The cost of electricity is rising faster than the prices companies are able to charge for their products, said Melinda Davison, an attorney representing the Industrial Customers of Northwest Utilities.
"At some point, it becomes unsustainable," she said.
Power rate hikes have prompted some irrigators in Oregon's Klamath river basin to return to flood irrigation, said Tom Mallams, president of the Klamath Off-Project Water Users.
Unlike sprinkler irrigation, flooding doesn't require electricity for pumping. But it puts greater strains on the water supply, he said.
More efficient irrigation is a key component of a legal settlement between farmers, tribes and environmentalists over water use in the region, said Hollie Cannon, executive director of the Klamath Water and Power Agency.
"Without affordable power, they can't make the diversion limitations work," he said.
While the price of lumber is slightly below the level it was five years ago, the rates PacifiCorp charges timber companies and other industrial users in Oregon has increased about 47 percent, said Davison.
Other power utilities haven't increased rates as quickly, and in some cases have lowered them, she said.
Norpac, a food processor owned by a farmers cooperative, pays higher rates at its facilities in Oregon's Willamette Valley served by PacifiCorp than at subsidiaries served by other companies, said Mark Croeni, the firm's vice president of operations.
The company uses a lot of electricity for refrigeration of its frozen foods, he said. Efficiency measures haven't been enough to offset the rising cost.
"It affects your competitiveness against other places if they don't have those increases," Croeni said. "If you can't stay competitive, it will eventually cost jobs."
PacifiCorp has aggressively pursued rate increases since its takeover in 2006 by MidAmerican Energy Holdings Co., a subsidiary of Warren Buffett's Berkshire Hathaway investment firm, Davison said.
Since then, PacifiCorp has increased retail rates by more than $880 million, according to the company's financial reports.
Last year, regulators allowed PacifiCorp to increase rates 15 percent in Idaho and 4.6 percent in California.
It's seeking rate hikes of 4.3 percent in Oregon, 9.7 percent in Utah, 10.4 percent in Wyoming and has reached a settlement for a 1.5 percent hike in Washington.
Rising retail electricity rates come as the wholesale price of power has fallen due to reduced demand and increased wind power generation, said Richard Lorenz, an attorney who has represented irrigators in rate disputes.
"The power price right now is extremely low," he said.
Bryce Dalley, director of regulatory affairs for PacifiCorp, said rate hikes must be approved by state and federal authorities and the company takes every increase seriously.
"There have been increases in all of our states as the result of the investments the company has made in terms of infrastructure," he said.
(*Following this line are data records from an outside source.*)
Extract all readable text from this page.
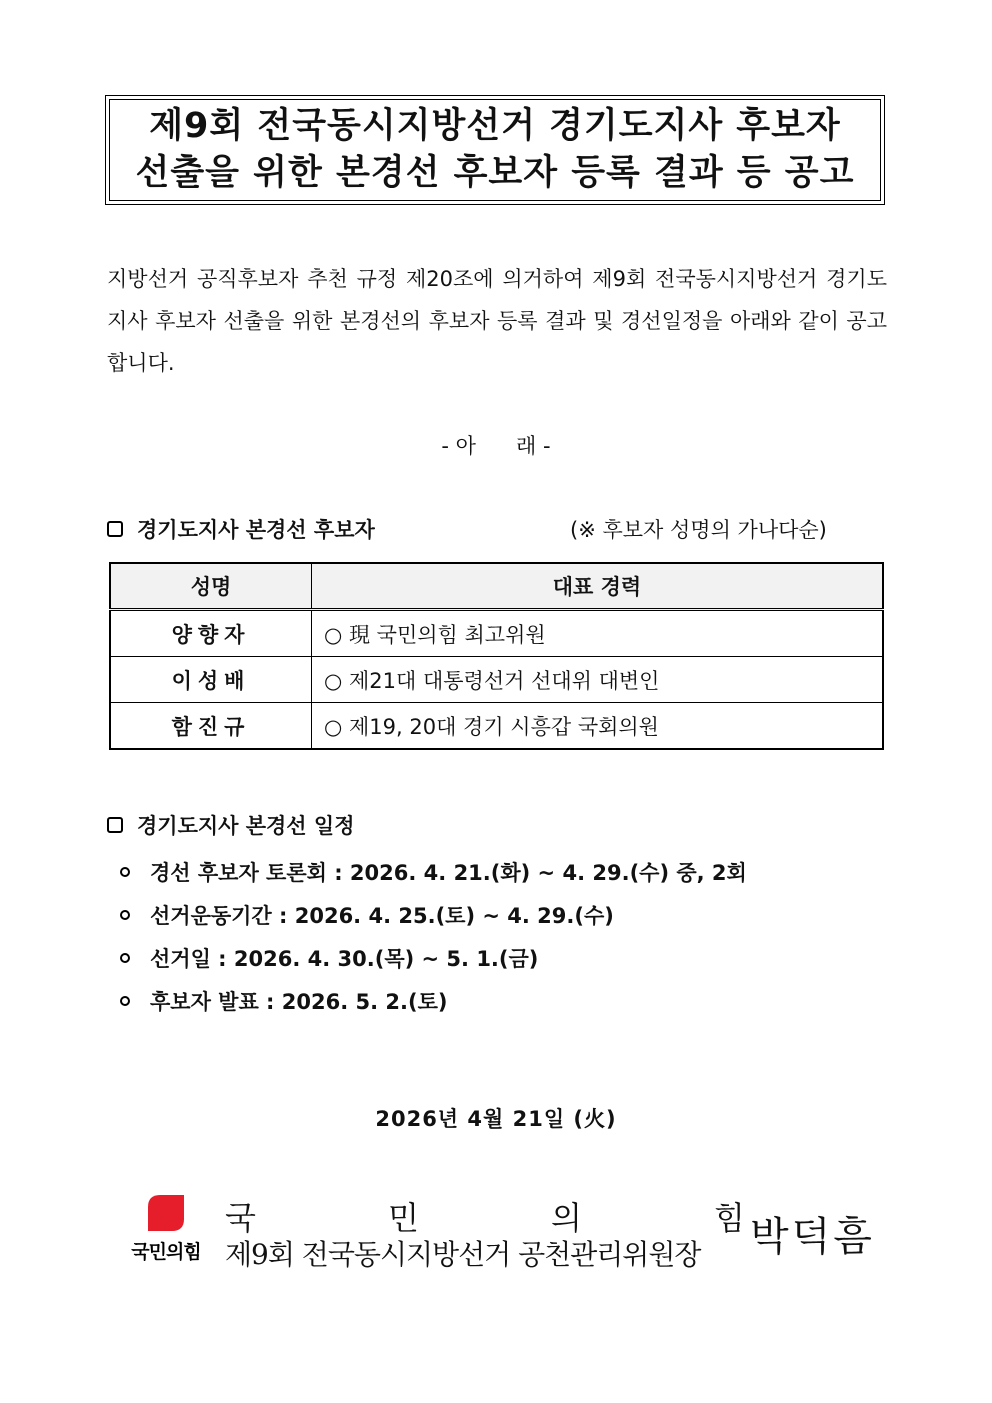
제9회 전국동시지방선거 경기도지사 후보자
선출을 위한 본경선 후보자 등록 결과 등 공고
지방선거 공직후보자 추천 규정 제20조에 의거하여 제9회 전국동시지방선거 경기도지사 후보자 선출을 위한 본경선의 후보자 등록 결과 및 경선일정을 아래와 같이 공고합니다.
- 아      래 -
경기도지사 본경선 후보자	(※ 후보자 성명의 가나다순)
성명	대표 경력
양향자	○ 現 국민의힘 최고위원
이성배	○ 제21대 대통령선거 선대위 대변인
함진규	○ 제19, 20대 경기 시흥갑 국회의원
경기도지사 본경선 일정
경선 후보자 토론회 : 2026. 4. 21.(화) ~ 4. 29.(수) 중, 2회
선거운동기간 : 2026. 4. 25.(토) ~ 4. 29.(수)
선거일 : 2026. 4. 30.(목) ~ 5. 1.(금)
후보자 발표 : 2026. 5. 2.(토)
2026년 4월 21일 (火)
국민의힘
국	민	의	힘
제9회 전국동시지방선거 공천관리위원장 박덕흠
The wide margin between wholesale and retail power prices doesn't have much of an impact on PacifiCorp's costs, as the company generates much of its own electricity, Dalley said. "Customers pay for the cost of service."
PacifiCorp saw $555 million in net income in 2011 on total revenues of $4.6 billion, a profit margin of 12 percent, according to a financial report.
Dalley said the company's profit margin is necessary to get funding from shareholders and bondholders.
"To meet the needs of our customers, we need to attract capital," he said.